Learning to Control Summaries with Score Ranking

arXiv cs.CL / 4/21/2026

📰 NewsIdeas & Deep AnalysisModels & Research

Key Points

  • The paper targets a gap in multi-criteria summarization by enabling control of generated summaries for specific quality dimensions rather than only optimizing them jointly.
  • It introduces a loss function that matches model outputs to fine-grained, model-based evaluation scores (such as FineSurE), explicitly accounting for trade-offs like conciseness vs. completeness.
  • Experiments on three pretrained models (LLaMA, Qwen, and Mistral) show overall summary quality comparable to state-of-the-art methods.
  • The key differentiator is that the approach provides strong, dimension-specific controllability, allowing users to selectively prioritize one criterion over others.

Abstract

Recent advances in summarization research focus on improving summary quality across multiple criteria, such as completeness, conciseness, and faithfulness, by jointly optimizing these dimensions. However, these efforts largely overlook the challenge of controlling summary generation with respect to individual criteria, especially in the presence of their inherent trade-offs. For example, enhancing conciseness can compromise completeness, and vice versa.
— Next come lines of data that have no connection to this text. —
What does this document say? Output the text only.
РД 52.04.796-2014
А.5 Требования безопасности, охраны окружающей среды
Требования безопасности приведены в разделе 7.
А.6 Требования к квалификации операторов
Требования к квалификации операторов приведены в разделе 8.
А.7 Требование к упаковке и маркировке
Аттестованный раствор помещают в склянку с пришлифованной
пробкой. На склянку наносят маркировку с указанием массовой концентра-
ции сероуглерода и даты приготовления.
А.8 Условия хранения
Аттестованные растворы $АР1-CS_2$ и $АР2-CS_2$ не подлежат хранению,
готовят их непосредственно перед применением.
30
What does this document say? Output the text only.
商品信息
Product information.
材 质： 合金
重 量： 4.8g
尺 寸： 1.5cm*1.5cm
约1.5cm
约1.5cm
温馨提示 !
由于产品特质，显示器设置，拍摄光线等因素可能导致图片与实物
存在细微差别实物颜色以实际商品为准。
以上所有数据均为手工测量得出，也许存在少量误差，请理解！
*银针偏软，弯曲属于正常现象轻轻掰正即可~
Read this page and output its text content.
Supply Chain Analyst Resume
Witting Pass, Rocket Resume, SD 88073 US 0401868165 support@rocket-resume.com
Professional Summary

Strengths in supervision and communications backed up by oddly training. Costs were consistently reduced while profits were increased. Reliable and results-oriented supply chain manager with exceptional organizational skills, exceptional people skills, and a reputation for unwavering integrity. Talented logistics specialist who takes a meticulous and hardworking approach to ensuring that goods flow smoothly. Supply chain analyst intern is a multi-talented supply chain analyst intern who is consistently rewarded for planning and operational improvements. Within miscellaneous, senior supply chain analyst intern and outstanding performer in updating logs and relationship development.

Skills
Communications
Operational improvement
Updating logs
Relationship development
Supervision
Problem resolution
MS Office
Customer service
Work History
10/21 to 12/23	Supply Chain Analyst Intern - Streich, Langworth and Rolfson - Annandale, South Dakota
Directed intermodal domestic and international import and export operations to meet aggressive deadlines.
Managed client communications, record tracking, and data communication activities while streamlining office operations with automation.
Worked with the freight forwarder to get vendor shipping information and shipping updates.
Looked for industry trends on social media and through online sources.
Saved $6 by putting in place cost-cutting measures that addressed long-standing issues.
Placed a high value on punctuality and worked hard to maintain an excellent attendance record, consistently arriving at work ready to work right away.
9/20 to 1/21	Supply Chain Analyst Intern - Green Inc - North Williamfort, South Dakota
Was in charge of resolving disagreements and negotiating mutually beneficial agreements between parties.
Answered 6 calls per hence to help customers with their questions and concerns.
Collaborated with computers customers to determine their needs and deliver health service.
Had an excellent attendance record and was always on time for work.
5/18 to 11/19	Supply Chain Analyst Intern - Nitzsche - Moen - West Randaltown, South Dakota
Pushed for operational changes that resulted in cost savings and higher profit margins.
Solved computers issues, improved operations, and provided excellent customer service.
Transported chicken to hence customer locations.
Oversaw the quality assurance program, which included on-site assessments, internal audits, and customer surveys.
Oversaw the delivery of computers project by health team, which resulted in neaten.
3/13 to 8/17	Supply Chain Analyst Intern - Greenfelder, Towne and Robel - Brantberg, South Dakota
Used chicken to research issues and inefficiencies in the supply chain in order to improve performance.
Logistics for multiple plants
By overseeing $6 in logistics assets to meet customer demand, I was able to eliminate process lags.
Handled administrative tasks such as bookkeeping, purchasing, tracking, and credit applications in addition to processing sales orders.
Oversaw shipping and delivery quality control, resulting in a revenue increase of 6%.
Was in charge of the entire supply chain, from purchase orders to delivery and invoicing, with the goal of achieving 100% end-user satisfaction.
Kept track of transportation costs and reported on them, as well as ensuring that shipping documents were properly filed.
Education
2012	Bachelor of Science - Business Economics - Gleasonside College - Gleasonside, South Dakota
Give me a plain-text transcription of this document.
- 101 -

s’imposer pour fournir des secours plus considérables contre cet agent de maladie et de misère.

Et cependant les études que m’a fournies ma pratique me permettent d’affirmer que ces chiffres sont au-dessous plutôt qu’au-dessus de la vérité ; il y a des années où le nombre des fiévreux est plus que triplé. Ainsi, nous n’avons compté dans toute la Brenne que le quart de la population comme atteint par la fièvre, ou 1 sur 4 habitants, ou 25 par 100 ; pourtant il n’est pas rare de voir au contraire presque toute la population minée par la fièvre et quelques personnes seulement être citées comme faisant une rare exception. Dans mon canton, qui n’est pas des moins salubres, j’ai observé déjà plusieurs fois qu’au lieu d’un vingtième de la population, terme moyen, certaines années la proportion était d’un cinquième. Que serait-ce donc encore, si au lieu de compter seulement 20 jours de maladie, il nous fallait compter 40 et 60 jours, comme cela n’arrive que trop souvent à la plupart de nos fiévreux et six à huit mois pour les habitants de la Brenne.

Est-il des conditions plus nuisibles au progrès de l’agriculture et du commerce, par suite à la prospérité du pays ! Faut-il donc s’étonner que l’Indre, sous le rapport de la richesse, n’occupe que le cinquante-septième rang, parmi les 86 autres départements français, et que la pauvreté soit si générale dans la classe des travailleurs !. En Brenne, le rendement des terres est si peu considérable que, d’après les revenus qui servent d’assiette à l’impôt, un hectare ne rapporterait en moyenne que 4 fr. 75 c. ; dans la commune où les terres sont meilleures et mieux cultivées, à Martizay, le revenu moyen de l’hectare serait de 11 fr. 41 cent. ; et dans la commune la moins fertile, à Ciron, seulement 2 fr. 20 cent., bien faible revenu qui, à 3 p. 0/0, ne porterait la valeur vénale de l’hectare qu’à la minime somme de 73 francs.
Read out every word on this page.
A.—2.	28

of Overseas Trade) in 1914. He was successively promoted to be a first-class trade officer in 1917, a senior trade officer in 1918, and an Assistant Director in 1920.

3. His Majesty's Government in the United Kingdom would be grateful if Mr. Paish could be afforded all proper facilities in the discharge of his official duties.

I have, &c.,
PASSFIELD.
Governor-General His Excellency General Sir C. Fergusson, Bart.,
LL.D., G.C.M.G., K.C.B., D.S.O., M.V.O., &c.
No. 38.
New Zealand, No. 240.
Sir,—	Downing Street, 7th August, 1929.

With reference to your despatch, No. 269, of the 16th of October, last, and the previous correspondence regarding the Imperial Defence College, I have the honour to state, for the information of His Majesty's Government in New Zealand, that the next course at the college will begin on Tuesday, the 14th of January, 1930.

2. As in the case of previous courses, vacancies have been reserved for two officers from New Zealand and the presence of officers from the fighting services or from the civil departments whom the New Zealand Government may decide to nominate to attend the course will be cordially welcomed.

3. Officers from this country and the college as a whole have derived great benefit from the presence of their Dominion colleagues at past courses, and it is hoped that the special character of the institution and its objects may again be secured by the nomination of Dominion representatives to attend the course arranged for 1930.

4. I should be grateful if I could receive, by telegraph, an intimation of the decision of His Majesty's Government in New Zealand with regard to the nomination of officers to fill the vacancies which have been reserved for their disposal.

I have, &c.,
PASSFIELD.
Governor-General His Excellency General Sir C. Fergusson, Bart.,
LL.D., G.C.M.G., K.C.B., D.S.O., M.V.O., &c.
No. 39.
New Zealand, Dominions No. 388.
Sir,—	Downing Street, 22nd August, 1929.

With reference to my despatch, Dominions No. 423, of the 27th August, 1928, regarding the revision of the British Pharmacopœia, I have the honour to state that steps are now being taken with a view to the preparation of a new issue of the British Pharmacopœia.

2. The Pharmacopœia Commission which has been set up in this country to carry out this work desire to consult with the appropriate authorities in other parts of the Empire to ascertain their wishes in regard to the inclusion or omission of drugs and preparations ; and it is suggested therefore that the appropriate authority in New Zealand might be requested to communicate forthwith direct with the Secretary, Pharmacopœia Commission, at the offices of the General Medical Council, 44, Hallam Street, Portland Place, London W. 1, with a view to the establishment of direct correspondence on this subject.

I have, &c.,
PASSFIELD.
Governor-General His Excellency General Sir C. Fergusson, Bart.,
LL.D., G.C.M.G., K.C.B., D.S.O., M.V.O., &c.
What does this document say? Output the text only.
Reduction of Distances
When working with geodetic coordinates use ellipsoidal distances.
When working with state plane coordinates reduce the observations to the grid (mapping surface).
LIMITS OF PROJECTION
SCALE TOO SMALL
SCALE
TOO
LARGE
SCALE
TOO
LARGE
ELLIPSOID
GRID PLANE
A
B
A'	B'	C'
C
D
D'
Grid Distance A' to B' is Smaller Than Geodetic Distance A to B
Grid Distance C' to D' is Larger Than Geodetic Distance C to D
In this work, we address this gap by proposing a loss function that aligns model outputs with fine-grained, model-based evaluation scores (e.g., from FineSurE), enabling both improvement in summary quality and dimension-specific control. Our approach improves the overall quality of summaries while maintaining the ability to selectively prioritize one criterion over others. Experiments on three pretrained models (LLaMA, Qwen, and Mistral) demonstrate that our method achieves performance comparable to state-of-the-art summarizers, while uniquely offering strong controllability over individual quality dimensions.